Rousing F.C. Council Debate on How To Best Deploy Water Sale Proceeds

December 2, 2013 11:58 PM5 comments

At its work session tonight, the Falls Church City Council undertook a passionate, often noisy discussion on how to best deploy the some $14 million in net cash expected to come to the City as a result of the sale of its water system approved in a public referendum last month.

Despite the wishes of some on the Council, once it was realized that the funds will not come into the hands of the City until after the new Council (including three new members elected last month and excluding three members leaving at year’s end) is seated, a push to vote on locking in how to deploy the money next Monday was dropped.

Instead, Mayor Nader Baroukh, realizing the legal limits to such an approach, suggested the Council adopt a set of policy guidelines for the use of the money at its next meeting on Dec. 9. Those guidelines, he suggested, including 1. the preservation of the principal through use of some form of investment, 2. the achievement of an optimal rate of return on it, and 3. being mindful of the Council’s obligation to the public trust in its use of the funds.

The policy guidelines, which are expected to be voted on by the Council next Monday, were reflective of the concern of all on the Council and the City staff that the $14 million cash windfall not be used for on-going operational fund purposes, or returned to the taxpayers in the form of a tax refund.

It was suggested by City Manager Wyatt Shields that investing the money in the City’s pension fund or in an endowment trust would enable the City’s derive income from the principal that could range upwards to $1 million a year, mitigating against the impact of anticipated major capital improvement projects (like the construction of a new high school) on the residential real estate tax rate.

While it was noted that the return on such an investment would be higher if the money were placed into the City’s pension fund, that principal would no longer be accessible to the City for any other use, should any needs arise.

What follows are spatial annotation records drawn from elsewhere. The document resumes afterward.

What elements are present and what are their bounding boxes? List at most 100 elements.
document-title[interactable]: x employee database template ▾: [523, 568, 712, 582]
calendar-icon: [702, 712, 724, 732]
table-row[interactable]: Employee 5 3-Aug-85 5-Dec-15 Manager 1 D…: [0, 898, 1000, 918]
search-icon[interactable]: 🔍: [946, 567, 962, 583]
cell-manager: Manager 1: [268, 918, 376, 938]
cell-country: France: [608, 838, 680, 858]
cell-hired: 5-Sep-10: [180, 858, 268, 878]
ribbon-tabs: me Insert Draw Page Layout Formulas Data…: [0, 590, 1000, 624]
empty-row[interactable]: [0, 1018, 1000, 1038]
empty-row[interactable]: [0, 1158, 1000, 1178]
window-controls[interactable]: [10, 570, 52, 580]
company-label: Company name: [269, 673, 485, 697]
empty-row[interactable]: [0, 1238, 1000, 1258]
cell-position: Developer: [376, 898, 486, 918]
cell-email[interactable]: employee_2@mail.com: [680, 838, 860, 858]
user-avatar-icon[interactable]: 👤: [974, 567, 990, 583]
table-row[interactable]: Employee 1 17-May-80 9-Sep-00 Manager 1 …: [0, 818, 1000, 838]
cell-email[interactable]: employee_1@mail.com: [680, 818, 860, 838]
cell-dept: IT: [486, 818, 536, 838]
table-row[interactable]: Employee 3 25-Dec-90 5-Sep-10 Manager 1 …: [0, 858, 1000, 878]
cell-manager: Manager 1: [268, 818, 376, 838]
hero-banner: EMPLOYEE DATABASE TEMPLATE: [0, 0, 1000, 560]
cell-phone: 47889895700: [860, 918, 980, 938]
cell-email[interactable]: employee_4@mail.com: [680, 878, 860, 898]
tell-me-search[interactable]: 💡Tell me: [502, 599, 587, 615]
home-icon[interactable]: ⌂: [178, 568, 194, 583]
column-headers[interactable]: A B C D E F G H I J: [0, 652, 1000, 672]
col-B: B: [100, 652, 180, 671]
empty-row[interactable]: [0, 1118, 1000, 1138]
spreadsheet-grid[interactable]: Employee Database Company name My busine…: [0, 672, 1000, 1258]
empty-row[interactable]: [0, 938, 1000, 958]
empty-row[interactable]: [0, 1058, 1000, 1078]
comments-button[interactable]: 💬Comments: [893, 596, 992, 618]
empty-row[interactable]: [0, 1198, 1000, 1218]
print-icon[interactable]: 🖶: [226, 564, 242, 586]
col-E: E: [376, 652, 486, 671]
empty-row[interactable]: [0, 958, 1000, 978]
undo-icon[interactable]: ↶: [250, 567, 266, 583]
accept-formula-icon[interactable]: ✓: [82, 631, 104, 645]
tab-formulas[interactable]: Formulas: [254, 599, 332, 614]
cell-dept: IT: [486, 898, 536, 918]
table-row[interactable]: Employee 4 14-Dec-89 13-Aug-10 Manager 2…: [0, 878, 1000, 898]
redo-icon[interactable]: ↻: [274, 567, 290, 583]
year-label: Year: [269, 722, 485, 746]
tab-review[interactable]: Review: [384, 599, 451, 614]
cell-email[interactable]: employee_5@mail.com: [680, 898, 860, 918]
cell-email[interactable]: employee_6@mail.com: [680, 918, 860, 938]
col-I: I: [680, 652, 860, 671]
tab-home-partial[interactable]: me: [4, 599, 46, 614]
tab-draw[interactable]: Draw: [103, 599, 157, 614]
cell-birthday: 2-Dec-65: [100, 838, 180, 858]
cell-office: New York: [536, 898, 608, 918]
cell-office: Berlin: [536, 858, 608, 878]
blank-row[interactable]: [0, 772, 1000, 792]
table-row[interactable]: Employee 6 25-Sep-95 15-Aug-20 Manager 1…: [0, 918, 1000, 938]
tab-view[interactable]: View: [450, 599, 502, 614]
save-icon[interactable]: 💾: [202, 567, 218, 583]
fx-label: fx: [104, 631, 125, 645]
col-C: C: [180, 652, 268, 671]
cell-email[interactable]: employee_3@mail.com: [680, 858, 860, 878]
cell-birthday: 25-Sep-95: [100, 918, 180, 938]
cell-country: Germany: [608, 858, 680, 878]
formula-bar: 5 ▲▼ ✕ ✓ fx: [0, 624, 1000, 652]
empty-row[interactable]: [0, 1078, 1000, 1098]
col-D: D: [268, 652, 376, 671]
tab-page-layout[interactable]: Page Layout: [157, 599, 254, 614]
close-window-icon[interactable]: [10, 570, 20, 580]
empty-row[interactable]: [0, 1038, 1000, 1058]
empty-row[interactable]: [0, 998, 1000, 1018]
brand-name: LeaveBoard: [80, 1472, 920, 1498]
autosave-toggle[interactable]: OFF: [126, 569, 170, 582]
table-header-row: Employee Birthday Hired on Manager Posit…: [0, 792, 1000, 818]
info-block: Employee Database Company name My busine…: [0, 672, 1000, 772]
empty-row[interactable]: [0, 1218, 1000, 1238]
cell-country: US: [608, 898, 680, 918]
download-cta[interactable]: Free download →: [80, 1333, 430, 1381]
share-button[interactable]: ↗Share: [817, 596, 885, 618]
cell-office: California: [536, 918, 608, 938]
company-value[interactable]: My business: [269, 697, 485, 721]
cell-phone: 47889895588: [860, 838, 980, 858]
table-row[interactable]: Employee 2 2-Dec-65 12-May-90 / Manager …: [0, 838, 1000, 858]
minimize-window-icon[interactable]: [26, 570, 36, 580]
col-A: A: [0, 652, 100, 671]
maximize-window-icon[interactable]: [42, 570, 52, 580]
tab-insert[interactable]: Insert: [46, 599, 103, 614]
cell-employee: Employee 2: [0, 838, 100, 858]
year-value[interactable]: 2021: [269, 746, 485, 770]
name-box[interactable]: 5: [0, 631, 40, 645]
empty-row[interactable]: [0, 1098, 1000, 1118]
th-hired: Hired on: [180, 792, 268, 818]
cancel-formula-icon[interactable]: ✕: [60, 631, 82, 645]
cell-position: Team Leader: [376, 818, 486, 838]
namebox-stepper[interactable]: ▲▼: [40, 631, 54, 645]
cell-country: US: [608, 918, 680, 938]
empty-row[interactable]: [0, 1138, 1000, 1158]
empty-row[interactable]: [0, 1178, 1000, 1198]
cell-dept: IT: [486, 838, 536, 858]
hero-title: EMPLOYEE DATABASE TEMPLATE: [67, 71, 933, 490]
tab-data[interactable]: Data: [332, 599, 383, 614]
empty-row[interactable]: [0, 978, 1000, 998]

An endowment would yield less annually (depending on interest rates), but would remain accessible.

It is expected that number of discussions and public meetings will be held early in the New Year to elicit preferences of the Falls Church public before amendments to the City budget are made incorporating the new Council’s judgment on how best to use the money.

  • David

    Whatever is decided, the money will be blown quickly and property taxes will continue to climb. Thank you, local government liberals!

  • Mike Smith

    Who really thinks we can earn $1 million on $14 million? That’s better than 7%. Maybe if it is put in the pension plan that can be done, otherwise we are in fantasy land.
    So instead, just reconcile yourselves to the money being squandered over the next few years.

  • FourQ

    You could give us our court-ordered refunds.

  • Ira Kaylin

    I was looking at the survey. The tax offset and placing the funds in the Pension Plan are the same. By placing funds in the Pension Plan the City can reduce its yearly transfer amount to the Pension Plan (Basic and Police) by almost $1 million which is the equivalent of a tax offset of about 3 cents every year in perpetuity. These numbers have been generated by the City’s Financial Advisor. Placing the sale proceeds in the Pension Plan has been reviewed by outside Legal Counsel and Pension Actuaries. The allocation of proceeds is legal and actuarially sound and produces the highest yearly return possible.

    The Pension Plan returns have achieved, on average, returns above 7%. Once the funds are in the Pension Plan it is illegal to remove them.

    The math works.

  • Schell

    Those of us who are retired are NOT getting increases in income that pace the increase in taxes – no raises, no promotions, no better jobs – we are no longer “promising.” Thus, the continual need for yet more money – new high school, new elementary school, new library, new city hall, etc. – now happily may be matched by some increased income for the City. While most of us recognize – embrace – our civic obligations – including especially the education of our young people (please don’t scream “Support our Schools” at us: we’ve been paying at a high rate for years, mostly for kids unrelated to us) – the turnip is squeezed just about dry. Unless there is a conscious policy decision that retired people should be forced out of the City, the newly available funds should be used to relieve the burden. If Ira’s suggestion of a three penny tax offset actually means reducing the rate by that amount, I’m all for it.